PFK-1. It is allosterically activated by AMP and fructose 2,6-bisphosphate (which you have when well-fed). Allosterically inhibited by ATP and citrate (which is kept high in mitochondria, so when have a lot d/t beta oxidation of FA we try to decrease glycolysis).
when is pyruvate kinase regulated?
Only in liver. The L isozyme regulated by allosteric effectors (fructose 1,6-bisphosphate and ATP) and by a cAMP-dependent protein kinase. This is a feed-forward mechanism that speeds the glycolysis pathway along.
why is it dangerous to have buildup of fructose 1-P in inherited fructose intolerance?

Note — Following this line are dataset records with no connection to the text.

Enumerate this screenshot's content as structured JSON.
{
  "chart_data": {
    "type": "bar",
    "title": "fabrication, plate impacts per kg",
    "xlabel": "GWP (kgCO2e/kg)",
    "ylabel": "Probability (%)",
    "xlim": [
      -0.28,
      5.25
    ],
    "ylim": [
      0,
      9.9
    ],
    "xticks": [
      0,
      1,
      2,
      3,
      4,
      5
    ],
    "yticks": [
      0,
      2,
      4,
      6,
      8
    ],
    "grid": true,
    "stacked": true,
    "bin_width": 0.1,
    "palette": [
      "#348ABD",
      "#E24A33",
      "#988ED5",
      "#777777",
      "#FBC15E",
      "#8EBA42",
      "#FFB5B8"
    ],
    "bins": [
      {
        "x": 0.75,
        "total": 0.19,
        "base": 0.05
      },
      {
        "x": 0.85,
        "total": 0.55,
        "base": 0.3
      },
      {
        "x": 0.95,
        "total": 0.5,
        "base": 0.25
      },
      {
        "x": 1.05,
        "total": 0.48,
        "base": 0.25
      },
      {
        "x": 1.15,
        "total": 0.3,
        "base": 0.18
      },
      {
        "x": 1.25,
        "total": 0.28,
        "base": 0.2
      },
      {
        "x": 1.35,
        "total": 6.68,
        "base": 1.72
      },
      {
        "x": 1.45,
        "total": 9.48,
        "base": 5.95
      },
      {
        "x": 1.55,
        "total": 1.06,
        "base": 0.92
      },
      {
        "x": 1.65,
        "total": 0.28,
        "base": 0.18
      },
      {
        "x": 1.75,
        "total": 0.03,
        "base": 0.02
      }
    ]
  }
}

We utilize ATP to synthesize this compound from fructose therefore we can deplete ATP.
What is the difference between non-classical glactoosemia and classical galactosemia?
Non-classical is a problem with GALK (which catalyzes the reaction phosphorylating galactose). Classical is a problem with GALT which catalyzes the reaction converting galactose 1-P to glucose 1-P using activated UDP-Glucose
In the polyol pathway what is glucose and galactose converted to by aldose reductase?
Sorbitol; Galactitol
What does HbA1C check?
Made by glycation of hemoglobin beta chain. it measures how well glucose levels are being controlled.
What is the process of non-enzymatic reducing sugars to proteins?
Glycation to produce AGEs
Why is the pentose phosphate important?
From glucose-6-P it produces reduced NADP for other reactions and also ribose-5-phosphate for nucleotide synthesis by bypassing the first stage of glycolysis. Occurs in cytoplasm under well-fed conditions. For every mole of G6P we get two moles of NADPH
What precursors are used in gluconeogenesis?
Amino acids from proteins (mainly alanine), lactate from red blood cells and muscle and glycerol released from triacylglycerols.
The last step of glycolysis converts PEP to Pyruvate using pyruvate kinase. This is a reversible reaction that must be inhibited during gluconeogensis so that what other pathway can occur?
So the pyruvate can be acted on by pyruvate carboxylase (which uses biotin as a cofactor to carry CO2 and acetyl CoA as an allosteric activator) and converted to OAA which can either be transaminate to aspartate and transported out of the mitochondria or it can be reduced to malate and transported out where it will be converted back into OAA and converted to CO2 by PEP carboxykinase
Glycogen is degraded to and synthesized from glucose.